Jesus never promised to keep the Church from error


#1

This post was moved from a thread where it was off topic

When He prayed for unity, He made it clear that unity is based on adherance to the Truth. “Thy Word is Truth”. That means doctrinal unity. When He told the Apostles to “teach all that I have commanded” He was commanding doctrinal unity.

Jesus made this promise only to the Church. I agree that individuals are not covered, unless they are in union with the Church. That is why the Church can prevent the teaching of false doctrine, and prevent misunderstanding.

No, I think not. The reason that Jesus gives the HS to believers is to keep them in union with the Church. To the extent that believers are not, they resist the HS. The reason He gave the HS to the Church is to prevent misunderstanding.

You make my point above, that the HS does not prevent individuals from going astray. The HS does keep the Church from going astray, so the extent to which individuals remain in unity with Her, they will stay on track.:thumbsup:

Certainly not! On the contrary, authority resides in every validly ordained bishop throughout the world.

Just for clarity, there is only one Church, and all these faith communities are members of the One Church. They are all in unity with one another in faith and doctrine.

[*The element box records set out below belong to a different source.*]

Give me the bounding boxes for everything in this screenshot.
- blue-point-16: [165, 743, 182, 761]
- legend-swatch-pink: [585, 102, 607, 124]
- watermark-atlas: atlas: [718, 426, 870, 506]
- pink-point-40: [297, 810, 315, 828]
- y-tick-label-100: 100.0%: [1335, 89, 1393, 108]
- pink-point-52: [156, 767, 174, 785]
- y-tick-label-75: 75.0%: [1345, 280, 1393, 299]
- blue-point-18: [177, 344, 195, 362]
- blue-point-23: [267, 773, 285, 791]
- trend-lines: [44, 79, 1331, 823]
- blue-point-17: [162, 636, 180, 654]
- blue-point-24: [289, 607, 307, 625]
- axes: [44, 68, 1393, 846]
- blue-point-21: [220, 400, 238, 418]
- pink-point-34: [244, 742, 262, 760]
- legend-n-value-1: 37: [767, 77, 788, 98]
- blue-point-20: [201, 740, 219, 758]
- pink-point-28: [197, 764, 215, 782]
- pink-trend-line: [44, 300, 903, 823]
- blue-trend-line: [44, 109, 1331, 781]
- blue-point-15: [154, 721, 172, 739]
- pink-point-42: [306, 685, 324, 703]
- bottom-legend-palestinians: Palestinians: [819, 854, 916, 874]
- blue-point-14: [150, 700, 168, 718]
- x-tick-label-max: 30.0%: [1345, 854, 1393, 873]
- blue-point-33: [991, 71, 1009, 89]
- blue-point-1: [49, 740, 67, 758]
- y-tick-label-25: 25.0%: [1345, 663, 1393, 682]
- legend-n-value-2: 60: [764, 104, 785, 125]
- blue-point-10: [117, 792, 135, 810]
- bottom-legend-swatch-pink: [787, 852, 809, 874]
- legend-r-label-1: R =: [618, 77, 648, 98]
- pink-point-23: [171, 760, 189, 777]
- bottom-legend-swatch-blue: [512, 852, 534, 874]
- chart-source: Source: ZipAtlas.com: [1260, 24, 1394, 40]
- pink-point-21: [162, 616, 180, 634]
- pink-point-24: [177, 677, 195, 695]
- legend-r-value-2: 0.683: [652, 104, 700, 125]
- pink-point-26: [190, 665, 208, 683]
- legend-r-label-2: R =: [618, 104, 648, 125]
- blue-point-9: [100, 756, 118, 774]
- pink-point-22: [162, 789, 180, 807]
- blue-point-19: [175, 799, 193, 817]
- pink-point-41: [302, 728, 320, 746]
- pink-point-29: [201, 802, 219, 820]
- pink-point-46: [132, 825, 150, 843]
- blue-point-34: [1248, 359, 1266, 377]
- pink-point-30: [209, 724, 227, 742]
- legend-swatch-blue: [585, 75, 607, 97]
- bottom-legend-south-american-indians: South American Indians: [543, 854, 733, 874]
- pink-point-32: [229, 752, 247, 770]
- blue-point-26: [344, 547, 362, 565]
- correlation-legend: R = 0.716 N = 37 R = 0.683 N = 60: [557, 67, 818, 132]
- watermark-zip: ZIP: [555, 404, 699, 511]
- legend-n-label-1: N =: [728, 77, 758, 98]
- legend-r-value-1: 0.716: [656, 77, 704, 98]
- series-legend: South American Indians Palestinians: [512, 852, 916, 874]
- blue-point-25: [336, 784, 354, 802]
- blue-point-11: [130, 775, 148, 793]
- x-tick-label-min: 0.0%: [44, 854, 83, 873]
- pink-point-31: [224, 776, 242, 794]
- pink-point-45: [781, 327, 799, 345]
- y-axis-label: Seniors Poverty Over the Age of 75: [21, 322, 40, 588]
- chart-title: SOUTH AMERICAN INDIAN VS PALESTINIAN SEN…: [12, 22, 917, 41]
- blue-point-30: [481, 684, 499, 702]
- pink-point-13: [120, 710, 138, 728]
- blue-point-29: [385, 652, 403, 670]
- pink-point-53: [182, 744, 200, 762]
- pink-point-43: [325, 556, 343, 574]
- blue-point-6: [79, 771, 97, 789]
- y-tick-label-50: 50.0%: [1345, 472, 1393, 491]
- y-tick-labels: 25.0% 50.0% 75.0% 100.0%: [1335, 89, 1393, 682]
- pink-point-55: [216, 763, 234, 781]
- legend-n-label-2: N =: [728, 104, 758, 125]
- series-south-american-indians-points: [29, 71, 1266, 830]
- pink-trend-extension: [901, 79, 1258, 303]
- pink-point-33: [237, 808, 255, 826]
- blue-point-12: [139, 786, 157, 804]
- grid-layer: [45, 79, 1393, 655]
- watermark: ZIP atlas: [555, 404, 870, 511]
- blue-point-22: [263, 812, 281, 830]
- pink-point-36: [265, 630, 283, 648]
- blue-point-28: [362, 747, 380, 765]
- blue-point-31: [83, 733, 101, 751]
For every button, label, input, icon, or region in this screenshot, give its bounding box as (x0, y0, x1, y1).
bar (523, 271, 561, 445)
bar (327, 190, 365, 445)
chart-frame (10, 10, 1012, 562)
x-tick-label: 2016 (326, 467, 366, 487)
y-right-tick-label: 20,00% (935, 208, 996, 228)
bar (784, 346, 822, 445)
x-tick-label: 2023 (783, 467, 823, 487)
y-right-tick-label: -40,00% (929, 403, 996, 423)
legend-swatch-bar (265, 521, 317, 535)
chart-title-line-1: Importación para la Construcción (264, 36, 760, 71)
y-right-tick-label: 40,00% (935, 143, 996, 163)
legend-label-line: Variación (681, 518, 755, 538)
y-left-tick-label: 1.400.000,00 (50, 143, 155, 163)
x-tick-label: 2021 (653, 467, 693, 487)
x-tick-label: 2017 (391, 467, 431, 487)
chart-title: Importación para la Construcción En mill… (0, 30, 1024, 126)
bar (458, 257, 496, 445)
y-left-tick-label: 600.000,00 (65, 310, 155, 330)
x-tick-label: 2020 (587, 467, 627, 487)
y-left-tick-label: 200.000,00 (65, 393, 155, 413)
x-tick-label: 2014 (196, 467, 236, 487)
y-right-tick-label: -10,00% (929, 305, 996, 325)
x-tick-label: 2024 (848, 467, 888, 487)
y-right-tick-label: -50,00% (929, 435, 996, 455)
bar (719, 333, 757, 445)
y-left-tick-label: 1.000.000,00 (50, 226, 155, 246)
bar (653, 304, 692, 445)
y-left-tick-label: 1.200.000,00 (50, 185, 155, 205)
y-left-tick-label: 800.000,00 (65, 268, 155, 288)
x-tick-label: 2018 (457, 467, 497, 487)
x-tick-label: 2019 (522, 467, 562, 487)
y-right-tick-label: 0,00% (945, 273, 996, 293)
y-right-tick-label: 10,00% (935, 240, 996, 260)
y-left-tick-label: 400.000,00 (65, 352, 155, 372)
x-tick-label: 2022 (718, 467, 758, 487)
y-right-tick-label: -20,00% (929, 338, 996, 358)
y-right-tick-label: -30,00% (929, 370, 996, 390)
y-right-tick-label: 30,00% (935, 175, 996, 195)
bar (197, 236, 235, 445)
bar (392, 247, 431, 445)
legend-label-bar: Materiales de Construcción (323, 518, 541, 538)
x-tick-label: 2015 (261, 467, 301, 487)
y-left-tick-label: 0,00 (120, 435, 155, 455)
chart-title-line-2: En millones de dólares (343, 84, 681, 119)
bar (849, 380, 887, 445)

Rome developed primacy because both Peter and Paul lived, taught, and died there. It was a mecca of orthodox doctrine. This fact is attested to throughout the early fathers.

The initial policy was to receive the Teachings of Jesus as handed on by the Apostles. Later, some of those teachings were committed to writing, but there was never any thinking to separate the Sacred Writings from Sacred Traditions from whence they came. Authority belonged to the Bishops,the successors of the Apostles.

The followed the sacred traditions that were taught to them by the Apostles and their successors. The Divine Liturgy has changed very little since the last supper.

You make it sound like it has to be either/or, but it is not. The NT clearly talks about recognizing and submitting to authority, and we also see this clearly in the ECF. In the early days of the Church, the catechuminate lasted three years. I agree that there was not as much to learn as there is now, but there was plenty! It is teaching people a way of life, and it does not happen overnight.

I don’t see where you get this at all.


#2

Kudos on your clear and very erudite explanation. This is a most excellent exposition of the information. Thank you.